Representative Steve Scalise of Louisiana, the No. 2 House Republican, said that the report that 75 percent of all House members had been vaccinated was an argument for a return to normalcy, and that “there is a strong desire to get back to a regular schedule here on the floor.”
Democratic leaders are not so convinced. Representative Steny H. Hoyer of Maryland, the No. 2 House Democrat, told reporters this week that leaders wanted to be careful not to “put the cart before the horse” and return to normal operations before it was fully safe. He pointed to variants of the virus spreading around the world and suggested that even if most lawmakers were vaccinated, they could still pose a risk to the thousands of staff who work in the Capitol complex who may not be.
“At some point in time, it will come to an end, but I don’t know the timeline and I don’t think anyone knows the timeline,” Mr. Hoyer said. “What we don’t want to risk is that happening, a third sort of surge of the virus and its mutations, its variants.”
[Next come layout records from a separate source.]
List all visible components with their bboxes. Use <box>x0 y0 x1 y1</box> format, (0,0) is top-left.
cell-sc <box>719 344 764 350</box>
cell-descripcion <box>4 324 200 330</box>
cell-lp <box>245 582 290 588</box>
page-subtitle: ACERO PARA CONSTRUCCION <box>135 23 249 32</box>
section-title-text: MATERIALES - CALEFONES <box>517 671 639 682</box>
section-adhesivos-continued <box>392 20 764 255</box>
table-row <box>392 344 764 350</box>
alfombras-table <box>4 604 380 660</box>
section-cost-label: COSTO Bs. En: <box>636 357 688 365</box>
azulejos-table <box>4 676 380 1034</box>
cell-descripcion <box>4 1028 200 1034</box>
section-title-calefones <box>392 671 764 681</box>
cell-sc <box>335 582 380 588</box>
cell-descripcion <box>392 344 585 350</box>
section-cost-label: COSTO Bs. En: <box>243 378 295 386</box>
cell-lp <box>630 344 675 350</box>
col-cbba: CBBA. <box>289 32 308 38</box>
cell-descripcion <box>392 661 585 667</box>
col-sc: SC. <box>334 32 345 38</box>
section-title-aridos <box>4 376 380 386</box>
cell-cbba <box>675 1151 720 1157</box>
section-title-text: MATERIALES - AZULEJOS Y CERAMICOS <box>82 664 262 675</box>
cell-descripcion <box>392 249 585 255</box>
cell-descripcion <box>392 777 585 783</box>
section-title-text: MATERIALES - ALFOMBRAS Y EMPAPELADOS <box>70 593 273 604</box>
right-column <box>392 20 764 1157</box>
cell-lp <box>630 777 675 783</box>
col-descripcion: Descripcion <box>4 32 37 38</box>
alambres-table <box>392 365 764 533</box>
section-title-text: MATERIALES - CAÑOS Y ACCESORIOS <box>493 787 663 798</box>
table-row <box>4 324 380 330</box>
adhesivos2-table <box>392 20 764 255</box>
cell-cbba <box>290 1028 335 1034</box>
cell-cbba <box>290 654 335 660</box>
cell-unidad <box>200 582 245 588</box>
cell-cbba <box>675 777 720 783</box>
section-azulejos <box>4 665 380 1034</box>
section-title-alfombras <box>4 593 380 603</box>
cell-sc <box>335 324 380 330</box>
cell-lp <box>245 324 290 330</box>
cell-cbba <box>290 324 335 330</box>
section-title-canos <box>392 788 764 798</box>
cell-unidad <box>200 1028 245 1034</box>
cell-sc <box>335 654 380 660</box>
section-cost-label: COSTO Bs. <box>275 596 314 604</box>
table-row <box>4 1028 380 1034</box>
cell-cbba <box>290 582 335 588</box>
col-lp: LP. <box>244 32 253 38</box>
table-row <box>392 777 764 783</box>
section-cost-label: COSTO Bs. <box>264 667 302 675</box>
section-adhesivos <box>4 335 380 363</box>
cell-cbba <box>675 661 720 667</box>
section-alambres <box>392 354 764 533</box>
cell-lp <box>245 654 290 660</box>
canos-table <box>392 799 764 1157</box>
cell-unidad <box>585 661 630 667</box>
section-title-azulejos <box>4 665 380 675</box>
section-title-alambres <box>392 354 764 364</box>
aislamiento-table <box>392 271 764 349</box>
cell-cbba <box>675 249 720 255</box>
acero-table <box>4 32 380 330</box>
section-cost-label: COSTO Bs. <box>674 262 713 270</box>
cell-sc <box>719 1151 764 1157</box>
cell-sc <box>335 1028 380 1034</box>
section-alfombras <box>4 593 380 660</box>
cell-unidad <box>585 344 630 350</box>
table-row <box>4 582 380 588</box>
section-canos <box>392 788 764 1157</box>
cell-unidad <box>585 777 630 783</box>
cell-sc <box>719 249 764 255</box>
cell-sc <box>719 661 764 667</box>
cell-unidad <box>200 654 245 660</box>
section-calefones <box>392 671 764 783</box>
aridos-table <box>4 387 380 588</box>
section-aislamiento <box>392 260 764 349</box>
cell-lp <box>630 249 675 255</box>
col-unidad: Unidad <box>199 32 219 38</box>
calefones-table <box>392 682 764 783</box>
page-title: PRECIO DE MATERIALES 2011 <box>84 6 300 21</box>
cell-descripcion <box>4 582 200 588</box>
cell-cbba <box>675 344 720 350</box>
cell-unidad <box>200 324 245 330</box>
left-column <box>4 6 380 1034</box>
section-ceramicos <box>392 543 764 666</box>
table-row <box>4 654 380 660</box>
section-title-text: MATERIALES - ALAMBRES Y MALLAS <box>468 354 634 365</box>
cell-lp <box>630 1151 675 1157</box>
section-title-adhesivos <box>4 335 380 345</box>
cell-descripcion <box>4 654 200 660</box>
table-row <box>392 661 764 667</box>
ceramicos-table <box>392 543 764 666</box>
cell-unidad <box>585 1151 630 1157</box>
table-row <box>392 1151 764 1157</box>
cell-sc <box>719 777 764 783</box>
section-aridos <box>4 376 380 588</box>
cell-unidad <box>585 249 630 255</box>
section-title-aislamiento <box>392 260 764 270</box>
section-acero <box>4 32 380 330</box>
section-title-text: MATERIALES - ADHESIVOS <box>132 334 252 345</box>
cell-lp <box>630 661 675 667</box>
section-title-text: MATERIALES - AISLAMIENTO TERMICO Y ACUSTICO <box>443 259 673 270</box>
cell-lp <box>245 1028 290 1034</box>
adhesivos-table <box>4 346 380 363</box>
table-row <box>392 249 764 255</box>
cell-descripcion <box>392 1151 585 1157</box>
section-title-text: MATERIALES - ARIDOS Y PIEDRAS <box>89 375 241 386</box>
Marissa Baker, a professor at the University of Washington’s public health school who specializes in occupational health, said that Congress was a particularly difficult workplace to protect because of the large number of in-person interactions across the nation that constitute lawmakers’ routines.
“It’s not really a light switch where we can pretend its 2019 again,” Ms. Baker said. “It needs to be considered more as a gradual return to baseline.”
Dr. Ruiz said a “hybrid model” would most likely persist for some time.
“We’re not going to be back to normal, where we’re taking public meetings in our office, where people are touring the Capitol — like the hustle and bustle of Capitol Hill was prior to the pandemic — for a very long time,” he said.
Nicholas Fandos and Emily Cochrane contributed reporting.